Anyone aware of recent work being done with uniqueness type systems? On the surface, it seems like an effective way to patch referential transparency onto an imperative object-oriented language. I wonder if the stated rules are complete enough to enforce referential transparency and safety, and whether a static analyzer can enforce them sufficiently.

Capabilities for Uniqueness and Borrowing

There is a presentation from 2010 by by Philipp Haller and Martin Odersky: "Capabilities for Uniqueness
and Borrowing
"

The Pony language may have something similar. They have a paper: "Deny Capabilities for Safe, Fast Actors".

Thanks

I appreciate you sharing the links. The Pony language concept of deny capabilities does seem related. For the record I have started submitting code to the repo that uses Roslyn to detected whether C# code is "Platonic", and I made some updates to the rules.

An interesting observation is that while pure methods are easily identified and classified, there are two types of non-referentially transparent methods (those with side-effects) that can still be considered Platonic. Those that update the "this" instance, and those that accept an argument of a type that is considered "immutable".

I'm not sure at this point what to call the two categories of effectful methods.

Commands, Queries, and Responsibilities

Recall that Command-query separation (CQS) was devised by Bertrand Meyer to segregate those methods that are idempotent and side-effect free from those that have side-effects.

There is also something called Command-Responsibility Separation (CRS) that I think was introduced by Vaughn Vernon in one of his books. That approach suggests that command methods should only modify the state of the target object and not have any side effects beyond it.

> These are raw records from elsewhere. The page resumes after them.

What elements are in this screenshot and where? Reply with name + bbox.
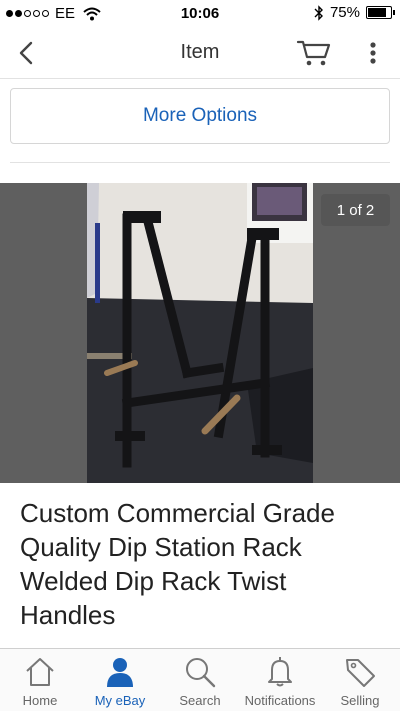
- tab-notifications[interactable]: Notifications: [240, 649, 320, 711]
- tab-notifications-label: Notifications: [244, 693, 316, 708]
- bell-icon: [268, 657, 292, 687]
- item-image-gallery[interactable]: [0, 183, 400, 483]
- cart-icon[interactable]: [296, 36, 332, 68]
- image-counter: 1 of 2: [321, 194, 390, 226]
- tab-bar: Home My eBay Search Notifications Sellin…: [0, 648, 400, 711]
- tab-selling[interactable]: Selling: [320, 649, 400, 711]
- battery-level: [368, 8, 386, 17]
- tab-my-ebay[interactable]: My eBay: [80, 649, 160, 711]
- tab-search-label: Search: [179, 693, 221, 708]
- status-bar: EE 10:06 75%: [0, 0, 400, 28]
- tab-home[interactable]: Home: [0, 649, 80, 711]
- home-icon: [26, 658, 54, 686]
- user-icon: [107, 658, 133, 687]
- tab-my-ebay-label: My eBay: [94, 693, 146, 708]
- tag-icon: [346, 659, 375, 687]
- status-right: 75%: [314, 4, 395, 21]
- battery-icon: [366, 6, 395, 19]
- battery-percent: 75%: [329, 4, 360, 21]
- tab-selling-label: Selling: [340, 693, 380, 708]
- item-photo[interactable]: [87, 183, 313, 483]
- divider: [10, 162, 390, 163]
- tab-search[interactable]: Search: [160, 649, 240, 711]
- search-icon: [186, 658, 216, 688]
- more-vertical-icon[interactable]: [363, 40, 383, 68]
- bluetooth-icon: [314, 4, 323, 21]
- nav-bar: Item: [0, 28, 400, 79]
- page-title: Item: [180, 41, 220, 63]
- more-options-button[interactable]: More Options: [10, 88, 390, 144]
- item-title: Custom Commercial Grade Quality Dip Stat…: [20, 498, 335, 630]
- tab-home-label: Home: [22, 693, 58, 708]
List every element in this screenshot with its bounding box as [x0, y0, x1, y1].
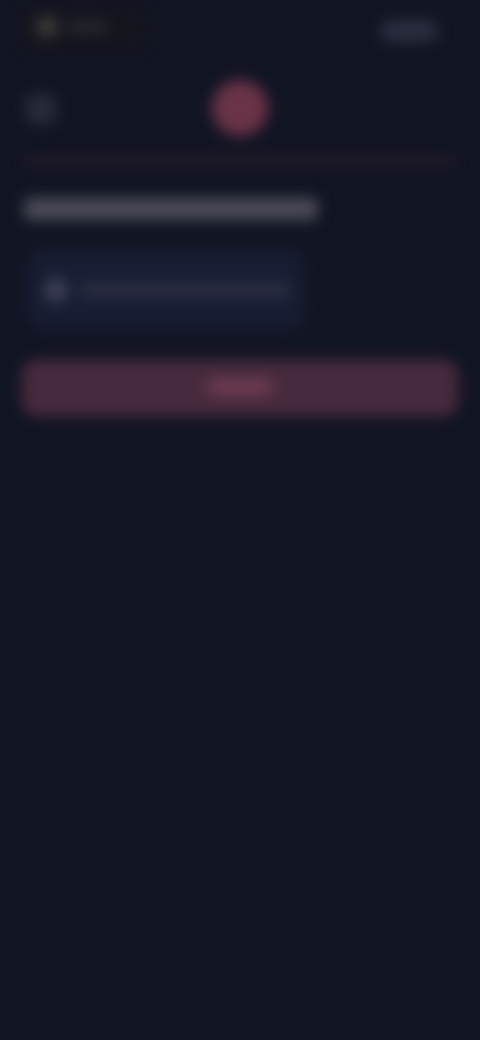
primary-button-label	[206, 378, 274, 396]
page-title	[24, 198, 318, 220]
avatar	[212, 80, 268, 136]
app-brand-text	[66, 22, 108, 32]
info-icon	[44, 278, 68, 302]
info-card-text	[80, 284, 290, 296]
screen	[0, 0, 480, 1040]
blurred-content	[0, 0, 480, 1040]
chevron-left-icon[interactable]	[26, 94, 56, 124]
app-logo-icon	[36, 16, 58, 38]
divider	[24, 158, 456, 164]
topbar-pill-button[interactable]	[380, 20, 438, 42]
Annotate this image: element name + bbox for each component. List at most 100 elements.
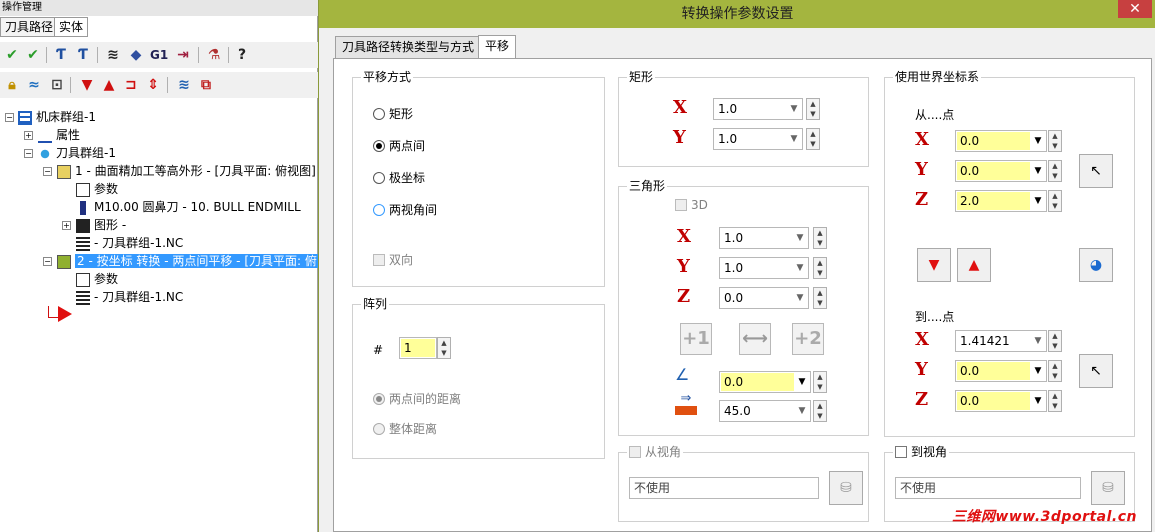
tab-transform-type[interactable]: 刀具路径转换类型与方式: [335, 36, 482, 58]
tri-distance-input[interactable]: 45.0 ▼: [719, 400, 811, 422]
rect-y-spinner[interactable]: ▲ ▼: [806, 128, 820, 150]
spin-up-icon[interactable]: ▲: [438, 338, 450, 348]
radio-two-points[interactable]: 两点间: [373, 138, 425, 154]
to-x-spinner[interactable]: ▲ ▼: [1048, 330, 1062, 352]
tab-solids[interactable]: 实体: [54, 17, 89, 37]
spin-up-icon[interactable]: ▲: [1049, 191, 1061, 201]
select-view-icon[interactable]: ⛁: [1091, 471, 1125, 505]
spin-up-icon[interactable]: ▲: [1049, 391, 1061, 401]
tri-z-input[interactable]: 0.0 ▼: [719, 287, 809, 309]
show-toolpaths-icon[interactable]: ≋: [175, 76, 193, 94]
spin-up-icon[interactable]: ▲: [814, 228, 826, 238]
to-y-input[interactable]: 0.0 ▼: [955, 360, 1047, 382]
select-all-icon[interactable]: ✔: [3, 46, 21, 64]
dropdown-arrow-icon[interactable]: ▼: [1032, 391, 1044, 411]
spin-down-icon[interactable]: ▼: [807, 139, 819, 149]
insert-after-icon[interactable]: ⊐: [122, 76, 140, 94]
to-x-input[interactable]: 1.41421 ▼: [955, 330, 1047, 352]
dropdown-arrow-icon[interactable]: ▼: [794, 258, 806, 278]
move-up-icon[interactable]: ▲: [100, 76, 118, 94]
dropdown-arrow-icon[interactable]: ▼: [1032, 361, 1044, 381]
radio-distance-between[interactable]: 两点间的距离: [373, 391, 461, 407]
from-view-checkbox[interactable]: [629, 445, 641, 458]
spin-down-icon[interactable]: ▼: [1049, 371, 1061, 381]
to-z-input[interactable]: 0.0 ▼: [955, 390, 1047, 412]
spin-down-icon[interactable]: ▼: [814, 268, 826, 278]
spin-down-icon[interactable]: ▼: [1049, 141, 1061, 151]
select-from-point-button[interactable]: ↖: [1079, 154, 1113, 188]
checkbox-3d[interactable]: 3D: [675, 197, 708, 213]
to-view-checkbox[interactable]: [895, 445, 907, 458]
toggle-display-icon[interactable]: ≈: [25, 76, 43, 94]
lock-icon[interactable]: 🔒︎: [3, 76, 21, 94]
checkbox-bidirectional[interactable]: 双向: [373, 252, 413, 268]
spin-up-icon[interactable]: ▲: [807, 129, 819, 139]
tri-angle-spinner[interactable]: ▲ ▼: [813, 371, 827, 393]
g1-post-icon[interactable]: G1: [150, 46, 168, 64]
select-to-point-button[interactable]: ↖: [1079, 354, 1113, 388]
collapse-icon[interactable]: −: [24, 149, 33, 158]
tri-y-input[interactable]: 1.0 ▼: [719, 257, 809, 279]
tab-toolpath[interactable]: 刀具路径: [0, 17, 59, 37]
tree-toolpath-group[interactable]: 刀具群组-1: [38, 144, 116, 162]
rect-x-spinner[interactable]: ▲ ▼: [806, 98, 820, 120]
spin-up-icon[interactable]: ▲: [814, 288, 826, 298]
spin-up-icon[interactable]: ▲: [807, 99, 819, 109]
verify-icon[interactable]: ◆: [127, 46, 145, 64]
move-down-button[interactable]: ▼: [917, 248, 951, 282]
radio-polar[interactable]: 极坐标: [373, 170, 425, 186]
spin-down-icon[interactable]: ▼: [1049, 401, 1061, 411]
tree-op1-tool[interactable]: M10.00 圆鼻刀 - 10. BULL ENDMILL: [76, 198, 317, 216]
move-up-button[interactable]: ▲: [957, 248, 991, 282]
spin-up-icon[interactable]: ▲: [814, 258, 826, 268]
regenerate-dirty-icon[interactable]: Ƭ: [74, 46, 92, 64]
spin-down-icon[interactable]: ▼: [814, 238, 826, 248]
close-button[interactable]: ✕: [1118, 0, 1152, 18]
dropdown-arrow-icon[interactable]: ▼: [1032, 191, 1044, 211]
tree-operation-2[interactable]: 2 - 按坐标 转换 - 两点间平移 - [刀具平面: 俯: [57, 252, 318, 270]
insert-arrow-icon[interactable]: [58, 306, 72, 322]
spin-up-icon[interactable]: ▲: [1049, 361, 1061, 371]
toggle-posting-icon[interactable]: ⊡: [48, 76, 66, 94]
spin-up-icon[interactable]: ▲: [1049, 161, 1061, 171]
from-view-field[interactable]: 不使用: [629, 477, 819, 499]
tri-x-spinner[interactable]: ▲ ▼: [813, 227, 827, 249]
tri-x-input[interactable]: 1.0 ▼: [719, 227, 809, 249]
help-icon[interactable]: ?: [233, 46, 251, 64]
spin-down-icon[interactable]: ▼: [1049, 341, 1061, 351]
radio-total-distance[interactable]: 整体距离: [373, 421, 437, 437]
spin-down-icon[interactable]: ▼: [814, 411, 826, 421]
rect-x-input[interactable]: 1.0 ▼: [713, 98, 803, 120]
rect-y-input[interactable]: 1.0 ▼: [713, 128, 803, 150]
collapse-icon[interactable]: −: [43, 167, 52, 176]
spin-down-icon[interactable]: ▼: [807, 109, 819, 119]
tri-distance-spinner[interactable]: ▲ ▼: [813, 400, 827, 422]
tree-machine-group[interactable]: 机床群组-1: [18, 108, 96, 126]
tri-angle-input[interactable]: 0.0 ▼: [719, 371, 811, 393]
regenerate-icon[interactable]: Ƭ: [52, 46, 70, 64]
dropdown-arrow-icon[interactable]: ▼: [796, 372, 808, 392]
view-origin-button[interactable]: ◕: [1079, 248, 1113, 282]
select-point-2-button[interactable]: +2: [792, 323, 824, 355]
spin-up-icon[interactable]: ▲: [1049, 131, 1061, 141]
dropdown-arrow-icon[interactable]: ▼: [794, 228, 806, 248]
to-y-spinner[interactable]: ▲ ▼: [1048, 360, 1062, 382]
backplot-icon[interactable]: ≋: [104, 46, 122, 64]
insert-arrow-icon[interactable]: ⇕: [144, 76, 162, 94]
dropdown-arrow-icon[interactable]: ▼: [1032, 161, 1044, 181]
select-point-1-button[interactable]: +1: [680, 323, 712, 355]
from-x-spinner[interactable]: ▲ ▼: [1048, 130, 1062, 152]
to-z-spinner[interactable]: ▲ ▼: [1048, 390, 1062, 412]
radio-rectangle[interactable]: 矩形: [373, 106, 413, 122]
collapse-icon[interactable]: −: [43, 257, 52, 266]
radio-two-views[interactable]: 两视角间: [373, 202, 437, 218]
distance-icon[interactable]: ⟷: [739, 323, 771, 355]
spin-down-icon[interactable]: ▼: [814, 382, 826, 392]
spin-up-icon[interactable]: ▲: [814, 401, 826, 411]
from-z-spinner[interactable]: ▲ ▼: [1048, 190, 1062, 212]
from-z-input[interactable]: 2.0 ▼: [955, 190, 1047, 212]
dropdown-arrow-icon[interactable]: ▼: [1032, 131, 1044, 151]
tri-y-spinner[interactable]: ▲ ▼: [813, 257, 827, 279]
select-dirty-icon[interactable]: ✔: [24, 46, 42, 64]
post-selected-icon[interactable]: ⇥: [174, 46, 192, 64]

I think the 3rd category you mention: side-effects beyond the target object actually implies a 4th category of methods:

PureImpure
thisQueryCommand
otherProxy Query?Proxy Command?


But if we take a step back and recall the Single Responsibility Principle (SRP) then the answer here would be: "Don't do that". If your language was able to enforce the SRP, what would that look like?

Great point.

Thanks for the table, and the pointer to Meyer and Vernon's work.

So in the proposed

So in the proposed terminology for Platonic C# we have two attributes:

[ImpureWrite] => updates (mutates) self
[ImpureEffect] => uses a type which can be mutated

As you suggest we could have a function that does neither (is Pure) and a function that does both.

Preventing a user from combining both in a single function is exactly what I was planning to do. I can see no ill-effect from it. If some-one wants to do both things, they have to make two separate method invocations. Which is probably a "good thing".